Time is of the Essence! What to Do if You Experience Any Signs

  • Call 911 within 5 minutes of the start of symptoms
    • Tell the operator you think you are having a heart attack
    • Even if your symptoms stop completely in less than 5 minutes, call your doctor
  • Do NOT drive yourself or let family/friends drive you to the hospital. Emergency personnel can begin treating you in the ambulance
  • Chew and swallow one regular full-strength aspirin with water as soon as possible to prevent blood clotting
  • At the hospital, make it clear that you are having a heart attack. Ask for a complete cardiac evaluation, including an electrocardiogram (EKG) and a cardiac enzyme blood test.
    • If you are not receiving prompt evaluation, tell them again that you are experiencing heart attack symptoms.
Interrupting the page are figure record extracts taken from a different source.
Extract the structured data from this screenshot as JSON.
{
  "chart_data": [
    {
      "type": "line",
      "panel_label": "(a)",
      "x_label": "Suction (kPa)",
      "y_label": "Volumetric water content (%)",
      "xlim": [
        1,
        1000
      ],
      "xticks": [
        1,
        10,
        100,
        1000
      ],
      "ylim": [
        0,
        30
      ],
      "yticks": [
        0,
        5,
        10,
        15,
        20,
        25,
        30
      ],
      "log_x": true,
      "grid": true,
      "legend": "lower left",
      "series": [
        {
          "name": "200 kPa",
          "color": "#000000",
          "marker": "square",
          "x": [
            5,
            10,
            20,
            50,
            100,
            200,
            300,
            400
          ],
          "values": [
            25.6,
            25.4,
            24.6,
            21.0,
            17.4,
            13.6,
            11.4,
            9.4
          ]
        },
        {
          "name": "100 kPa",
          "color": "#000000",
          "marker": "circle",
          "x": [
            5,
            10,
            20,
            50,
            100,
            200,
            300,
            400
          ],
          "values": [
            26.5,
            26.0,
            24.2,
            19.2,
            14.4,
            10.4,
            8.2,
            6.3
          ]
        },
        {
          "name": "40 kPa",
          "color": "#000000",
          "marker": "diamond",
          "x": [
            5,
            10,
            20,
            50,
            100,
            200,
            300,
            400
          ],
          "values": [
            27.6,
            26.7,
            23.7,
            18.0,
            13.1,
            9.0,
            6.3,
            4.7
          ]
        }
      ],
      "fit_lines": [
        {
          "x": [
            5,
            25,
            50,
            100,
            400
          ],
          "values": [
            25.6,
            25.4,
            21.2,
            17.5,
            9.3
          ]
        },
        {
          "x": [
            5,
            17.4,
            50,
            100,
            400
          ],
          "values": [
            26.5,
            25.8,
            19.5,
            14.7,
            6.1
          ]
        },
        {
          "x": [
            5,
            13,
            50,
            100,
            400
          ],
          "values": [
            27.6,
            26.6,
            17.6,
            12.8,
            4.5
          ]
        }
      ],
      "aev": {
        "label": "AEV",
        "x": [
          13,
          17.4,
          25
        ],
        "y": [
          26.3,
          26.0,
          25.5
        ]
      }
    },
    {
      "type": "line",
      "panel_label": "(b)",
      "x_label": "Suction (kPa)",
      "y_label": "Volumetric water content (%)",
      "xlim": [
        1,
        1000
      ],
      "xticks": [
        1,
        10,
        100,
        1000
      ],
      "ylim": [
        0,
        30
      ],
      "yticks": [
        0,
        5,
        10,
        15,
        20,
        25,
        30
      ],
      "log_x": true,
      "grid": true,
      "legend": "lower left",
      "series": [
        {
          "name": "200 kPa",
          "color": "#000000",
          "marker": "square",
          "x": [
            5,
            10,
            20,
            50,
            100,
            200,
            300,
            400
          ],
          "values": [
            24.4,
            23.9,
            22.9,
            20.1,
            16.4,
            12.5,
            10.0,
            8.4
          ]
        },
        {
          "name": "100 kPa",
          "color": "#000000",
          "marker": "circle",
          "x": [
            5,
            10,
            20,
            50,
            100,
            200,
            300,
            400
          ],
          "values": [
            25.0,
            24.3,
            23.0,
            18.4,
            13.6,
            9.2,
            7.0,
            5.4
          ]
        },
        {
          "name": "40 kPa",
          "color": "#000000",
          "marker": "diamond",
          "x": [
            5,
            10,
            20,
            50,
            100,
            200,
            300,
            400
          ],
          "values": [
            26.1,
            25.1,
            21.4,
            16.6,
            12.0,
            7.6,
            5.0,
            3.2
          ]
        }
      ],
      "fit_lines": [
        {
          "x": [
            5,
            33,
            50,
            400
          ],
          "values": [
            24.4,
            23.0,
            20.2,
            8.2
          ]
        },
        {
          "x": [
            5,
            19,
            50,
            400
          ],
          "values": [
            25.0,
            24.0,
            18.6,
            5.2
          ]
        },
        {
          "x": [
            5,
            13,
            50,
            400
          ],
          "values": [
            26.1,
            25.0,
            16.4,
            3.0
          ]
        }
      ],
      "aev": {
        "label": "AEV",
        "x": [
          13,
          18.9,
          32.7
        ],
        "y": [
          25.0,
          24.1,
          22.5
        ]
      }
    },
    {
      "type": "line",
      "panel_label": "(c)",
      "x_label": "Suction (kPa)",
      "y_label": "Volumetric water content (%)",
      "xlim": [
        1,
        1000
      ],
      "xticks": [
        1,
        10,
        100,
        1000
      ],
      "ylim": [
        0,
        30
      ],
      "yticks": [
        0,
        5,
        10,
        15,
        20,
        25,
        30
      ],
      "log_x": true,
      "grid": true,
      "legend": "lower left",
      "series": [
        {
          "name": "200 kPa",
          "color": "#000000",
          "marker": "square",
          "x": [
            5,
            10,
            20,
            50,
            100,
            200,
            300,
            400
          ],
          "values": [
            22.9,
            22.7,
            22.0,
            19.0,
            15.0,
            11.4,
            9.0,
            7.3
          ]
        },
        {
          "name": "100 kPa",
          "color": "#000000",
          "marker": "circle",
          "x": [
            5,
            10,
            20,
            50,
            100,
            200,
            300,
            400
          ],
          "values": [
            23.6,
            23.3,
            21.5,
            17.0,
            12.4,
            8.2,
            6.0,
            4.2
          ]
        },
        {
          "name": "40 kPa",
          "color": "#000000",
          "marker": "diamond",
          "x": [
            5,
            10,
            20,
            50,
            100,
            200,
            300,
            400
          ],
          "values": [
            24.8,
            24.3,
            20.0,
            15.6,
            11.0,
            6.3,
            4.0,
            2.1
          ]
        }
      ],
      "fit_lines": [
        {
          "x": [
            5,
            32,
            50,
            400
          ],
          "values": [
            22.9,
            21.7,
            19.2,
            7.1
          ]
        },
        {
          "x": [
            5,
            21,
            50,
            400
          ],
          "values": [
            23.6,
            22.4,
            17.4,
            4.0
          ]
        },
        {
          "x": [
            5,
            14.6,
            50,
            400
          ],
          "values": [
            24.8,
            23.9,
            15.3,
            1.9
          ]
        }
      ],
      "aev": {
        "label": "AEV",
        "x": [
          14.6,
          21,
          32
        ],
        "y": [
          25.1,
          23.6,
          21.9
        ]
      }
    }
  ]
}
Identify & Reduce Your Risk

You are not powerless. Although there are some risk factors that you cannot control, such as age, gender, race/ethnicity, and family history, there are many other things you can do to reduce your chances of developing heart disease.

Risks include:

  • High blood pressure
  • Elevated bad cholesterol (LDL)
  • Diabetes
  • Poor diet
  • Physical inactivity
  • Being overweight or obese
  • Smoking

What You Can Do To Reduce Your Risk:

  • Control your blood pressure
  • Keep your cholesterol and triglyceride levels under control
  • Stay at a healthy weight
  • Eat a healthy diet
  •  Get regular exercise
  • Limit alcohol
  • Don’t smoke
  • Manage stress
    • Some ways to help manage your stress include exercise, listening to music, focusing on something calm or peaceful, and meditating
  • Manage diabetes
  • Get enough sleep
    • At least 7-9 hours
    • Lack of sleep raises your risk of high blood pressure, obesity, and diabetes

What Next?

If you don’t currently suffer from heart disease, following the tips above will help keep your heart healthy. If you have been diagnosed with heart disease, you are not alone. There are many organizations that help provide social and emotional support, which can help lower stress levels, anxiety and depression, and allow you to become more engaged in your health care.


*The information provided above was taken from literature distributed by Women Heart, the National Coalition for Women with Heart Disease, and should be used for educational purposes only. Content is not intended to be a substitute for professional medical advice, diagnosis, or treatment. Always seek the advice of your physician or other qualified health provider with any questions you may have regarding a medical condition.

About Women Heart

The National Coalition for Women with Heart Disease is a nonprofit, 501(c)(3) patient advocacy organization with thousands of members nationwide, including women heart patients and their families, health care providers, advocates and consumers committed to helping women live longer, healthier lives. WomenHeart supports, educates and advocates on behalf of the 43 million American women living with, or at risk of heart disease.